30 August 2013 @ Centre for Aboriginal Studies, Bentley
Presented by the Centre for Culture & Technology (CCAT) @ Curtin University
Setting Up the Nyoongar Tent Embassy: A Report on Perth News Media was launched on Friday 30 August 2013 before a group of distinguished guests including members of the Nyoongar Tent Embassy, Curtin academic staff, and other members of broader community. Held in the attractive foyer of the Centre for Aboriginal studies (CAS) on Curtin’s Bentley Campus and emceed by CAS’s Lynette Mallard, the launch began with an introduction from Ben Taylor, a respected Nyoongar Elder whose commitment to social justice is well known and celebrated. Accompanied by Mingli Wanjurni and Alf Taylor, Ben welcomed participants to country, and Alf followed with a recital of one of his poems, ‘The Land’.
The report was formally launched by John Curtin Distinguished Professor John Hartley, who talked of the significance of the book in view of the struggle for native title and the sovereignty movement, before reflecting on what Aboriginal ‘affairs’ — and what media reporting on Aboriginal ‘affairs’ — would look like were Aboriginal sovereignty recognised. Authors Thor Kerr and Shaphan Cox thanked the Nyoongar Tent Embassy for their support, before formally submitting a copy of the report to Nyoongar Tent Embassy representatives. After thanking Thor and Shaphan and speaking of the ongoing struggle for recognition of Aboriginal sovereignty, Maureen and Preston played a recording of Duck Corbett’s ‘Whom Am I’. Dedicated to the late Louis Johnson, the song tells the story of Louis’s tragic death in 1992 as a result of an act of racial violence and subsequent neglect at the hands of the Western Australian medical response services.
Setting Up the Nyoongar Tent Embassy is published by Ctrl-Z Press and available for free download.
13 April 2013 @ Thousand Pound Bend, Melbourne
At a time of increasing social and technological complexity, what are we becoming? What is becoming of our cities, of nationhood, of publics … if we are all now globally networked ‘friends’? If we are all ‘new’ citizens today, in the era of social media, social networks and user-generated content, what forms might ‘new citizenship’ take in the future? If we are all user-producers, what is becoming of art? If we are always ‘on’ (online, plugged in, available), what is to become of solitude, of privacy? And why are media now ‘social’? Hasn’t sociality defined the history of media, or is it only now just arriving?
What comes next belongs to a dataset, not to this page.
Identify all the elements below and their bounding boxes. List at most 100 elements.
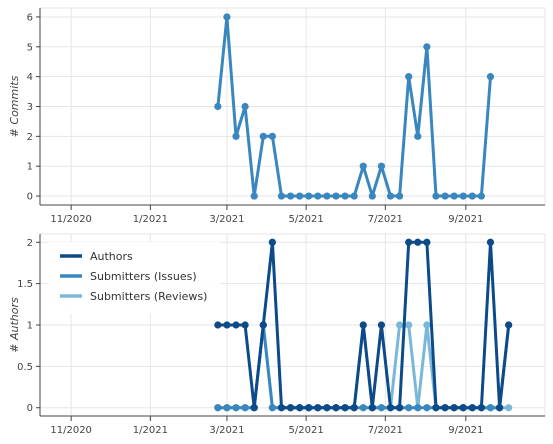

Such provocations inform the theme of renewal to be discussed by a range of invited artists, writers, academics and public figures in conversation with a general audience.
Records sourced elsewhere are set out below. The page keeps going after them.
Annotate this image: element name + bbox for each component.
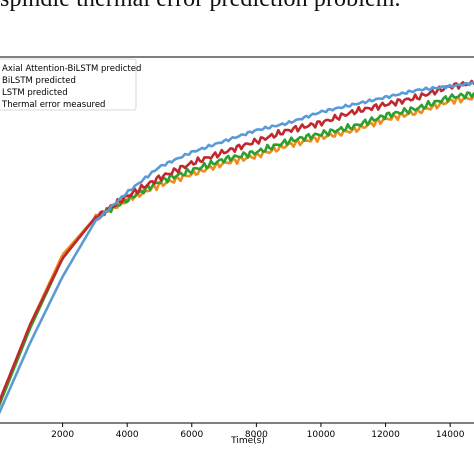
x-axis-label: Time(s) (230, 436, 265, 446)
x-tick-label: 10000 (307, 430, 336, 440)
x-tick-label: 6000 (180, 430, 203, 440)
series-line-bilstm-predicted (0, 79, 474, 404)
x-tick-label: 14000 (436, 430, 465, 440)
x-axis: 2000 4000 6000 8000 10000 12000 14000 (51, 423, 465, 440)
series-line-axial-attention-bilstm-predicted (0, 80, 474, 415)
x-tick-label: 12000 (371, 430, 400, 440)
series-lines (0, 79, 474, 415)
x-tick-label: 4000 (116, 430, 139, 440)
legend-label-bilstm-predicted: BiLSTM predicted (2, 76, 76, 86)
series-line-lstm-predicted (0, 91, 474, 407)
x-tick-label: 2000 (51, 430, 74, 440)
legend-box (0, 58, 137, 111)
legend: Axial Attention-BiLSTM predicted BiLSTM p… (0, 58, 141, 111)
x-tick-label: 8000 (245, 430, 268, 440)
plot-frame (0, 56, 474, 424)
figure-caption: spindle thermal error prediction problem… (0, 0, 474, 13)
legend-label-axial-attention-bilstm-predicted: Axial Attention-BiLSTM predicted (2, 64, 141, 74)
legend-label-thermal-error-measured: Thermal error measured (1, 100, 105, 110)
legend-label-lstm-predicted: LSTM predicted (2, 88, 68, 98)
SPEAKERS include Marcus Westbury, Karen Pickering, Jason Potts, Eugenia Lim & Darren Tofts
19 November 2011 @ Fremantle Arts Centre
In the age of personal computers, the Internet, mobile phones, Facebook, Twitter, Word, Photoshop, SMS, email, desktop- and e-publishing, blogging and fan fiction, autocorrect and track changes, who — or what — is a writer? Featuring panel discussions, video screenings, exhibitions, interactive installations, live music and more, Ctrl-Z cuts across academic, professional and public divides to reflect on what it means — now — to write and to be a writer.